Quote from: Okanagan on March 30, 2016, 10:17:14 PM
If I'm going to mention something as oddball as an avalanche ..........


Avalanche or not, you sure get to roam around in some beautiful country.   I'm so envious.    ;yes;

Okanagan

Quote from: KySongDog on April 01, 2016, 11:39:23 AM
Quote from: Okanagan on March 30, 2016, 10:17:14 PM
If I'm going to mention something as oddball as an avalanche ..........

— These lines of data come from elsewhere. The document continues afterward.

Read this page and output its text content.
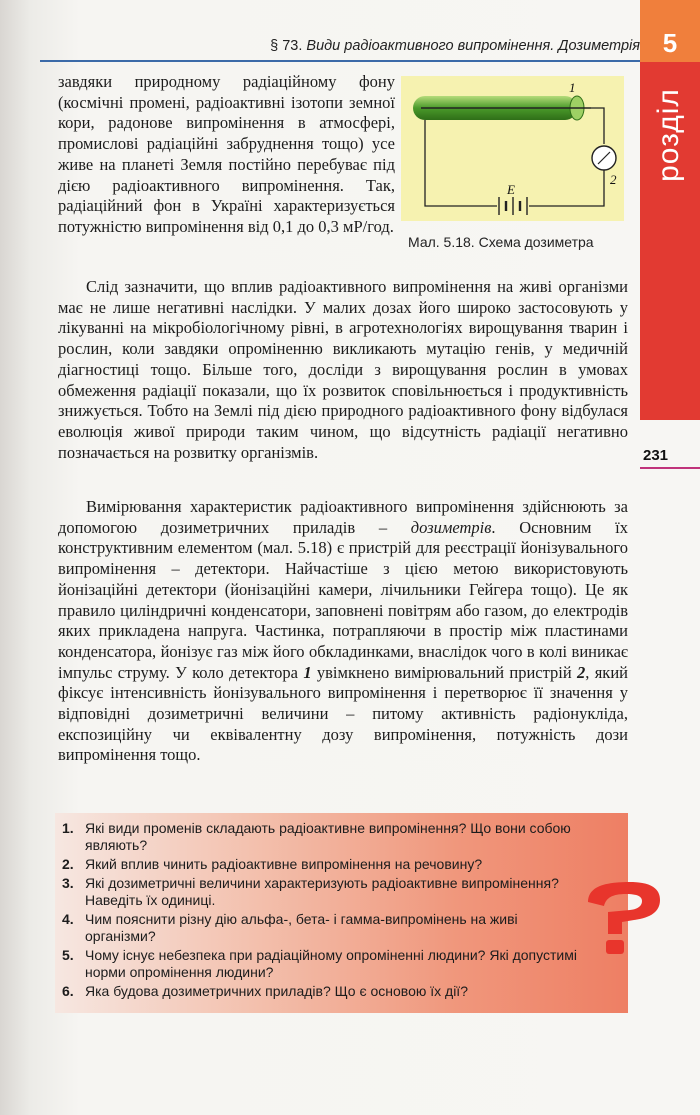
§ 73. Види радіоактивного випромінення. Дозиметрія 5
розділ
231

завдяки природному радіаційному фону (космічні промені, радіоактивні ізотопи земної кори, радонове випромінення в атмосфері, промислові радіаційні забруднення тощо) усе живе на планеті Земля постійно перебуває під дією радіоактивного випромінення. Так, радіаційний фон в Україні характеризується потужністю випромінення від 0,1 до 0,3 мР/год.

1
2
E
Мал. 5.18. Схема дозиметра

Слід зазначити, що вплив радіоактивного випромінення на живі організми має не лише негативні наслідки. У малих дозах його широко застосовують у лікуванні на мікробіологічному рівні, в агротехнологіях вирощування тварин і рослин, коли завдяки опроміненню викликають мутацію генів, у медичній діагностиці тощо. Більше того, досліди з вирощування рослин в умовах обмеження радіації показали, що їх розвиток сповільнюється і продуктивність знижується. Тобто на Землі під дією природного радіоактивного фону відбулася еволюція живої природи таким чином, що відсутність радіації негативно позначається на розвитку організмів.

Вимірювання характеристик радіоактивного випромінення здійснюють за допомогою дозиметричних приладів – дозиметрів. Основним їх конструктивним елементом (мал. 5.18) є пристрій для реєстрації йонізувального випромінення – детектори. Найчастіше з цією метою використовують йонізаційні детектори (йонізаційні камери, лічильники Гейгера тощо). Це як правило циліндричні конденсатори, заповнені повітрям або газом, до електродів яких прикладена напруга. Частинка, потрапляючи в простір між пластинами конденсатора, йонізує газ між його обкладинками, внаслідок чого в колі виникає імпульс струму. У коло детектора 1 увімкнено вимірювальний пристрій 2, який фіксує інтенсивність йонізувального випромінення і перетворює її значення у відповідні дозиметричні величини – питому активність радіонукліда, експозиційну чи еквівалентну дозу випромінення, потужність дози випромінення тощо.

1. Які види променів складають радіоактивне випромінення? Що вони собою являють?
2. Який вплив чинить радіоактивне випромінення на речовину?
3. Які дозиметричні величини характеризують радіоактивне випромінення? Наведіть їх одиниці.
4. Чим пояснити різну дію альфа-, бета- і гамма-випромінень на живі організми?
5. Чому існує небезпека при радіаційному опроміненні людини? Які допустимі норми опромінення людини?
6. Яка будова дозиметричних приладів? Що є основою їх дії?
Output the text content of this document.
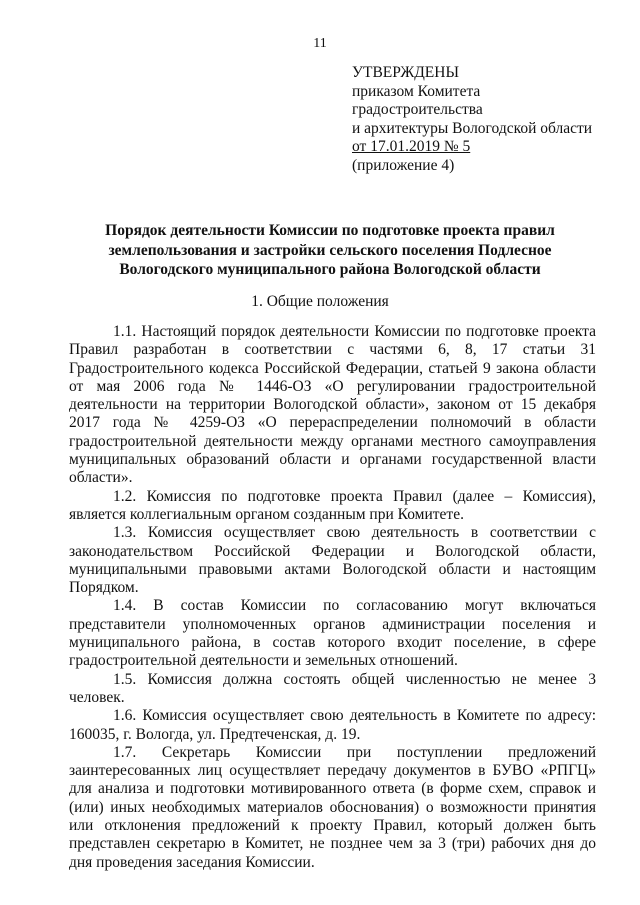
11
УТВЕРЖДЕНЫ
приказом Комитета
градостроительства
и архитектуры Вологодской области
от 17.01.2019 № 5
(приложение 4)
Порядок деятельности Комиссии по подготовке проекта правил землепользования и застройки сельского поселения Подлесное Вологодского муниципального района Вологодской области
1. Общие положения

1.1. Настоящий порядок деятельности Комиссии по подготовке проекта Правил разработан в соответствии с частями 6, 8, 17 статьи 31 Градостроительного кодекса Российской Федерации, статьей 9 закона области от мая 2006 года № 1446-ОЗ «О регулировании градостроительной деятельности на территории Вологодской области», законом от 15 декабря 2017 года № 4259-ОЗ «О перераспределении полномочий в области градостроительной деятельности между органами местного самоуправления муниципальных образований области и органами государственной власти области».

1.2. Комиссия по подготовке проекта Правил (далее – Комиссия), является коллегиальным органом созданным при Комитете.

1.3. Комиссия осуществляет свою деятельность в соответствии с законодательством Российской Федерации и Вологодской области, муниципальными правовыми актами Вологодской области и настоящим Порядком.

1.4. В состав Комиссии по согласованию могут включаться представители уполномоченных органов администрации поселения и муниципального района, в состав которого входит поселение, в сфере градостроительной деятельности и земельных отношений.

1.5. Комиссия должна состоять общей численностью не менее 3 человек.

1.6. Комиссия осуществляет свою деятельность в Комитете по адресу: 160035, г. Вологда, ул. Предтеченская, д. 19.

1.7. Секретарь Комиссии при поступлении предложений заинтересованных лиц осуществляет передачу документов в БУВО «РПГЦ» для анализа и подготовки мотивированного ответа (в форме схем, справок и (или) иных необходимых материалов обоснования) о возможности принятия или отклонения предложений к проекту Правил, который должен быть представлен секретарю в Комитет, не позднее чем за 3 (три) рабочих дня до дня проведения заседания Комиссии.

Avalanche or not, you sure get to roam around in some beautiful country.   I'm so envious.    ;yes;

Well, if you could wander out this way we could roam for a day or three.   :biggrin:  Or I could point you to some fine country, but it is really big.  Lots of driving.  But locally we could be above timberline on Mt. Baker in 90 minutes, two hours to Hell's Gate in the Fraser Canyon gorge between big tall mountains all the way, an hour to Harrison Lake and we could wander logging roads there passing waterfalls and mountains all day.  People from here who go to Switzerland say things like, "Yes, the Alps are nice but... "   :biggrin:

Wife likes to walk on the ferry to Vancouver Island, take the bus into the classy downtown harbor area of Victoria, shop and snack all day and then come home on the ferry.  Long day but a great date, especially if you splurge and take her to High Tea at the ivy covered Empress Hotel.







FinsnFur

Wow, that woulda been quite a sight. But then again most of the pics you post of your part of the country ARE quite a sight :congrats:
Fins and Fur Web Hosting

   Custom built websites, commercial/personal
   Online Stores
   Domain Names
   Domain Transfers
   Free site maintenance & updates


http://finsandfurhosting.com

Hawks Feather

Quote from: JohnP on April 01, 2016, 11:00:43 AM
Avalanche, no big deal common occurance out here. :laf:

John, you need to worry more about the avalanche of illegals than you do snow.